Images of rising, unsurprisingly, play a central part in the imagery of Angelou’s poem. But the poem is full of fascinating symbols and images which are worthy of closer attention. Let’s take them in turn, one by one, and explore the significance of the poem’s symbolism.
First, a general note on Angelou’s use of figurative language in this poem. Her preferred literary device is the simile, whereby she likens one thing (usually herself, in this poem) to another thing by using the word ‘like’. The poem uses the word ‘like’ nine times in all, with each of these appearances of the word being linked to a simile.
Moons and Suns.
‘Still I Rise’ contains many similes for the idea of rising: dust, air, and hopes all feature, so the comparisons range from the concrete (dust, air) to the abstract (hopes). Two of the most important symbols for the speaker’s ability to pick herself up and rise again are those suns and moons which appear in the first line of the poem’s third stanza.
These two symbols for ‘rising’ – which appear in the form of a simile – are significant because, unlike dust and air, they are altogether vaster and more tangible. Because they are themselves ‘bodies’ in the solar system, they obliquely suggest the speaker’s own body, and ‘Still I Rise’ is, among other things, a paean to physical self-confidence, to being happy in one’s own skin.

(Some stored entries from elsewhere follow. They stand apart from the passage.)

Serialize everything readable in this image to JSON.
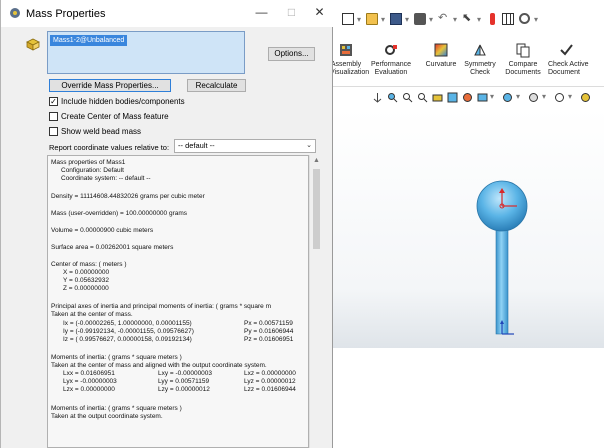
{
  "dialog": {
    "title": "Mass Properties",
    "minimize_glyph": "—",
    "maximize_glyph": "□",
    "close_glyph": "✕",
    "selection_item": "Mass1-2@Unbalanced",
    "options_label": "Options...",
    "override_label": "Override Mass Properties...",
    "recalculate_label": "Recalculate",
    "include_hidden_label": "Include hidden bodies/components",
    "include_hidden_checked": true,
    "create_com_label": "Create Center of Mass feature",
    "create_com_checked": false,
    "show_weld_label": "Show weld bead mass",
    "show_weld_checked": false,
    "coord_label": "Report coordinate values relative to:",
    "coord_value": "-- default --",
    "check_glyph": "✓"
  },
  "results": {
    "header": "Mass properties of Mass1",
    "configuration": "Configuration: Default",
    "coordinate_system": "Coordinate system: -- default --",
    "density": "Density = 11114608.44832026 grams per cubic meter",
    "mass": "Mass (user-overridden) = 100.00000000 grams",
    "volume": "Volume = 0.00000900 cubic meters",
    "surface_area": "Surface area = 0.00262001 square meters",
    "com_header": "Center of mass: ( meters )",
    "com_x": "X = 0.00000000",
    "com_y": "Y = 0.05632932",
    "com_z": "Z = 0.00000000",
    "principal_header": "Principal axes of inertia and principal moments of inertia: ( grams * square m",
    "principal_sub": "Taken at the center of mass.",
    "ix": "Ix = (-0.00002265,  1.00000000,  0.00001155)",
    "iy": "Iy = (-0.99192134, -0.00001155,  0.09576627)",
    "iz": "Iz = ( 0.99576627,  0.00000158,  0.09192134)",
    "px": "Px = 0.00571159",
    "py": "Py = 0.01606944",
    "pz": "Pz = 0.01606951",
    "moi_header": "Moments of inertia: ( grams * square meters )",
    "moi_sub": "Taken at the center of mass and aligned with the output coordinate system.",
    "lxx": "Lxx = 0.01606951",
    "lxy": "Lxy = -0.00000003",
    "lxz": "Lxz = 0.00000000",
    "lyx": "Lyx = -0.00000003",
    "lyy": "Lyy = 0.00571159",
    "lyz": "Lyz = 0.00000012",
    "lzx": "Lzx = 0.00000000",
    "lzy": "Lzy = 0.00000012",
    "lzz": "Lzz = 0.01606944",
    "moi2_header": "Moments of inertia: ( grams * square meters )",
    "moi2_sub": "Taken at the output coordinate system."
  },
  "ribbon": {
    "assembly_visualization": [
      "Assembly",
      "Visualization"
    ],
    "performance_evaluation": [
      "Performance",
      "Evaluation"
    ],
    "curvature": [
      "Curvature"
    ],
    "symmetry_check": [
      "Symmetry",
      "Check"
    ],
    "compare_documents": [
      "Compare",
      "Documents"
    ],
    "check_active": [
      "Check Active",
      "Document"
    ]
  },
  "colors": {
    "accent_blue": "#3a86dd",
    "model_blue": "#5ab4e6",
    "selection_bg": "#cfe4f7"
  }
}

Both the sun and moon are said to ‘rise’, of course: we talk about ‘sunrise’ and ‘moonrise’. But more importantly, they do so every day. So Angelou’s title really is significant: she’s talking about repeatedly having to pick herself up and dust herself off and carry on, her inner confidence preventing her from giving up. She ‘still’ rises, no matter what.
Gold Mines and Oil Wells.
Images of wealth feature at several points in Angelou’s poem. Both gold mines and oil wells suggest sources of extreme wealth: American figures like John D. Rockefeller, for example, build a vast multimillion-dollar corporation out of oil, and his business empire was very much an oil-based one, we might say.

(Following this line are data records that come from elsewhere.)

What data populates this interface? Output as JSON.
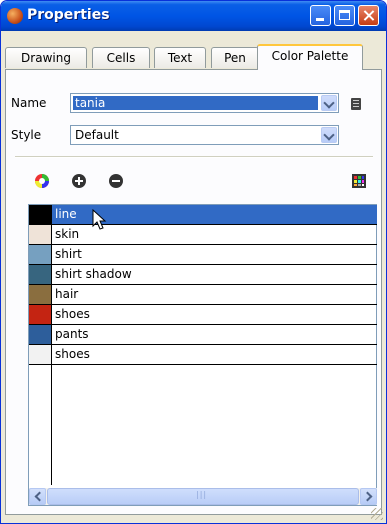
{
  "window": {
    "title": "Properties"
  },
  "tabs": [
    {
      "label": "Drawing",
      "active": false
    },
    {
      "label": "Cells",
      "active": false
    },
    {
      "label": "Text",
      "active": false
    },
    {
      "label": "Pen",
      "active": false
    },
    {
      "label": "Color Palette",
      "active": true
    }
  ],
  "form": {
    "name_label": "Name",
    "name_value": "tania",
    "style_label": "Style",
    "style_value": "Default"
  },
  "toolbar": {
    "icons": [
      "color-wheel-icon",
      "add-icon",
      "remove-icon",
      "palette-grid-icon"
    ]
  },
  "palette": {
    "rows": [
      {
        "label": "line",
        "color": "#000000",
        "selected": true
      },
      {
        "label": "skin",
        "color": "#efe3d8",
        "selected": false
      },
      {
        "label": "shirt",
        "color": "#76a0c0",
        "selected": false
      },
      {
        "label": "shirt shadow",
        "color": "#37657f",
        "selected": false
      },
      {
        "label": "hair",
        "color": "#8a6e3f",
        "selected": false
      },
      {
        "label": "shoes",
        "color": "#c42412",
        "selected": false
      },
      {
        "label": "pants",
        "color": "#2d5e9b",
        "selected": false
      },
      {
        "label": "shoes",
        "color": "#f2f2f2",
        "selected": false
      }
    ],
    "selected_row_color": "#316ac5"
  },
  "colors": {
    "accent": "#316ac5",
    "titlebar": "#0055e5",
    "tab_highlight": "#ffc73c"
  }
}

However, Angelou is using these symbols of vast wealth to denote a different kind of richness: she has a confidence in herself which, she suggests, makes her as ‘rich’ as any oil baron or millionaire owner of an actual goldmine. The real ‘gold’, we might say, is found inside her: her personality, her sense of self, is as rare and precious as actual gold or oil. It’s just a different kind of commodity.
As ‘Still I Rise’ develops, these symbols of wealth continue to accrue. But the later example – of diamonds found between the speaker’s thighs – internalises (literally) the idea of spiritual ‘wealth’ which the speaker feels herself to be in possession of.
There is also a sexual connotation, of course: the fact that diamonds are found at the ‘meeting’ of her thighs implies that her sexual allure, her sensual confidence in her own body, is as rare as diamonds. And it is as beautiful.
Given that the speaker of the poem is female, there’s also an additional significance, and a suggestion of the life-giving properties of the female body. A woman’s body can grow and give birth to a new life: surely as rare and beautiful a gift as any precious stones.
Perhaps the last important symbol in ‘Still I Rise’ is Angelou’s image of a black ocean, because the choice of colour makes specific reference to the colour of the speaker’s skin. As a woman, she often faces prejudice from society, but as an African-American woman she also has to contend with racial prejudice.
Indeed, this is confirmed in the poem’s final stanza, with Angelou’s reference to ‘the dream and the hope of the slave’. She has the recent history of not only racial segregation in mind (Angelou was an important figure in American civil rights in the 1960s), but also, going back to the nineteenth century and before, the dark history of slavery in the United States.
The ‘black ocean’ concisely puts across both of these important elements of her identity. Oceans are often viewed as feminine for many reasons, not least the tidal link between the sea and that feminine body, the moon; so here we might recall Angelou’s reference to those suns and moons in the third stanza, and the ‘certainty of tides’.
But here the speaker’s alignment of herself with the oceans puts across her ability to work with the tide and to grow stronger and bigger (‘Welling and swelling’) as a result.